Our current view of protein structures is biased by static three-dimensional images. Biomolecules are, however, highly dynamic and constantly undergo structural rearrangements to perform biological tasks. We have addressed this important dynamic aspect for the enzymes and adaptor proteins that are involved in mRNA degradation.

On one hand, we identified and quantified conformational changes in the Dcp1:Dcp2 mRNA decapping complex, in the DcpS decapping enzyme and in the exosome complex. These motions were to a large degree previously undetected and we have established that these play an important role for regulating catalytic activity. These results thus underscore the importance of extending our understanding of biomolecular structures such that a complete knowledge of all possible structural states and the rates with which these states interchange is obtained.
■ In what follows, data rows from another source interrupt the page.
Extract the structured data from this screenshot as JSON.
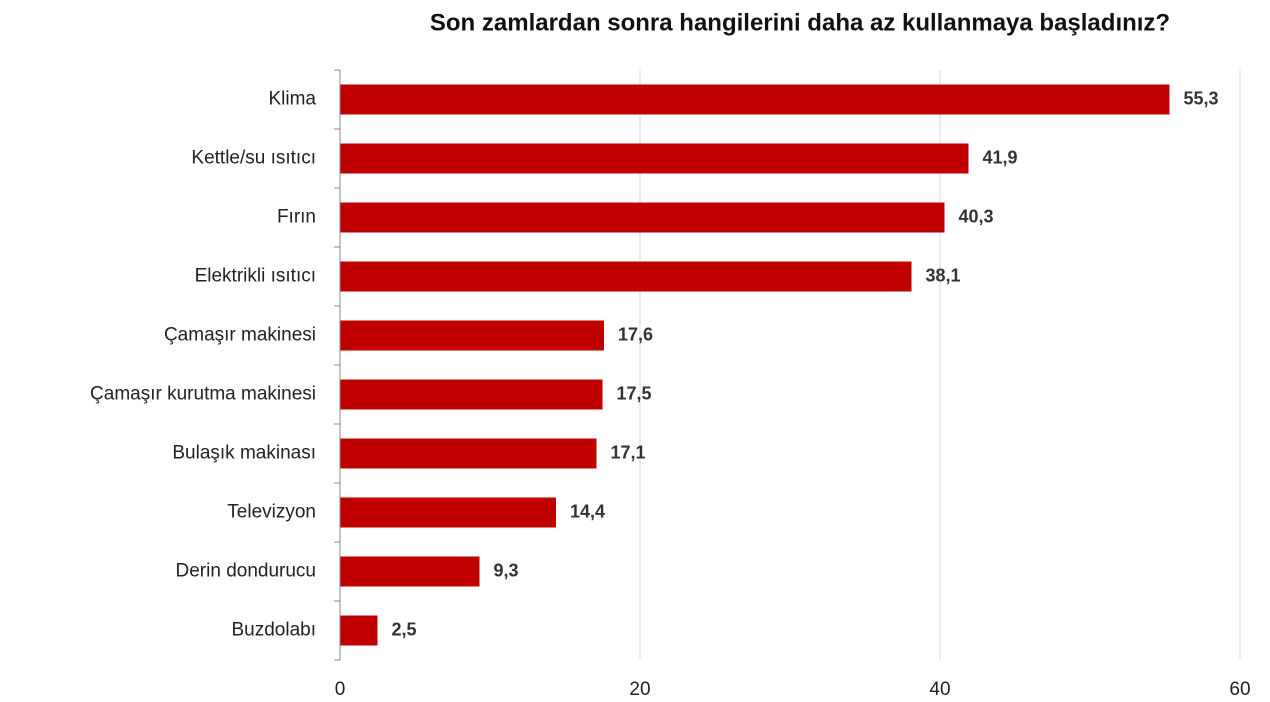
{
  "chart_data": {
    "type": "bar",
    "orientation": "horizontal",
    "title": "Son zamlardan sonra hangilerini daha az kullanmaya başladınız?",
    "categories": [
      "Klima",
      "Kettle/su ısıtıcı",
      "Fırın",
      "Elektrikli ısıtıcı",
      "Çamaşır makinesi",
      "Çamaşır kurutma makinesi",
      "Bulaşık makinası",
      "Televizyon",
      "Derin dondurucu",
      "Buzdolabı"
    ],
    "values": [
      55.3,
      41.9,
      40.3,
      38.1,
      17.6,
      17.5,
      17.1,
      14.4,
      9.3,
      2.5
    ],
    "value_labels": [
      "55,3",
      "41,9",
      "40,3",
      "38,1",
      "17,6",
      "17,5",
      "17,1",
      "14,4",
      "9,3",
      "2,5"
    ],
    "color": "#c00000",
    "xlim": [
      0,
      60
    ],
    "xticks": [
      0,
      20,
      40,
      60
    ],
    "grid": true
  }
}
On the other hand, we have identified how dynamic interactions between proteins are able to induce cellular liquid-liquid phase separation events. Such events are now well recognized to aid the organization of the cellular space into regions with specialized functions. We have found that the network of interactions that drives these phase separations is highly diverse and includes interactions between folded protein domains, intrinsically disordered regions and RNA. Structurally, we have shown that the proteins remain in a native conformation inside the high-density protein phase, but that, enzymatic activity can be significantly reduced.

In summary, our work has shed unique insights into molecular mechanisms that go beyond static images.